Commencement speaker urges students to reinvent themselves
In the new global economy, you have to be able to re-create your professional persona from scratch in order to survive – even if you’re in a traditionally secure job like teaching.
So says University of Florida alumna Elizabeth Van Ella, the teacher-turned-corporate-CEO who delivered the address to graduating seniors at the UF College of Education’s Spring 2007 baccalaureate commencement.
Van Ella
“I think my own story suggests that if you’re a jack of all trades, you can do quite well,” Van Ella (BAE ’65) said. “Most people in the workforce today are going to have a number of careers, and you need to be able to reinvent yourself.”
Van Ella is herself a highly successful career chameleon, and her career started right here at Norman Hall. After earning her B.A.E. here, Van Ella used her teaching skills as a ticket to see the world – teaching at a school in Orleans, France; serving as an instructor for adult education programs on a military base in South Korea; and studying at the Universidad del Atlantico in Barranquilla, Colombia.
Soon she made a major career leap, becoming an investigative reporter for WBBM-TV in Chicago.

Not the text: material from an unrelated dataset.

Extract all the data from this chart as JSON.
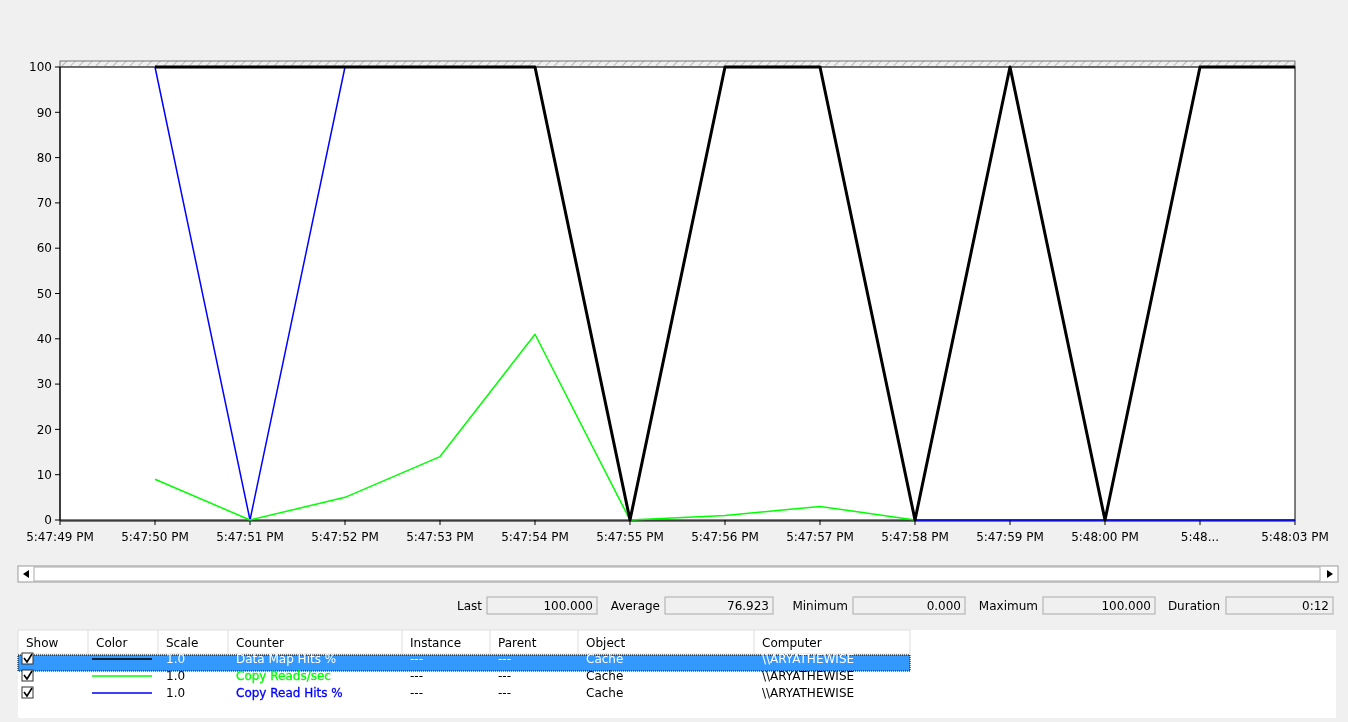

While working in the Chicago area, she met and married James Van Ella, founder of Van Ella and Associates, a private investigation firm specializing in high-level, white-collar crime investigations.
When her husband died in 1992, Elizabeth Van Ella found herself at the helm of the company – a business that had lost one of its primary assets.
“Van Ella and Associates was built largely on my husband’s investigative skills and contacts,” she said. “There was really no one who could match his ability in this area.”
So Van Ella remade the company, shifting its focus to the growing field of pre-employment background checks. She also invested heavily in information technology, foreseeing the day when “data mining” would become a standard part of any background investigation. Those changes spurred a five-fold growth in the profits of the company.
Van Ella says her ability to learn and adapt was always her greatest career asset. For denizens of the 21st Century, she says, adaptability is more than an asset – it’s an essential career skill. Adaptability, she says, is a quality teachers must possess if they want to stay relevant in the classroom.
“I think it’s also important to teach for change,” she said. “My generation had a sense that there were no limits to how far we could go. Young people who are entering teaching today need to know that they can, and should, make a difference.”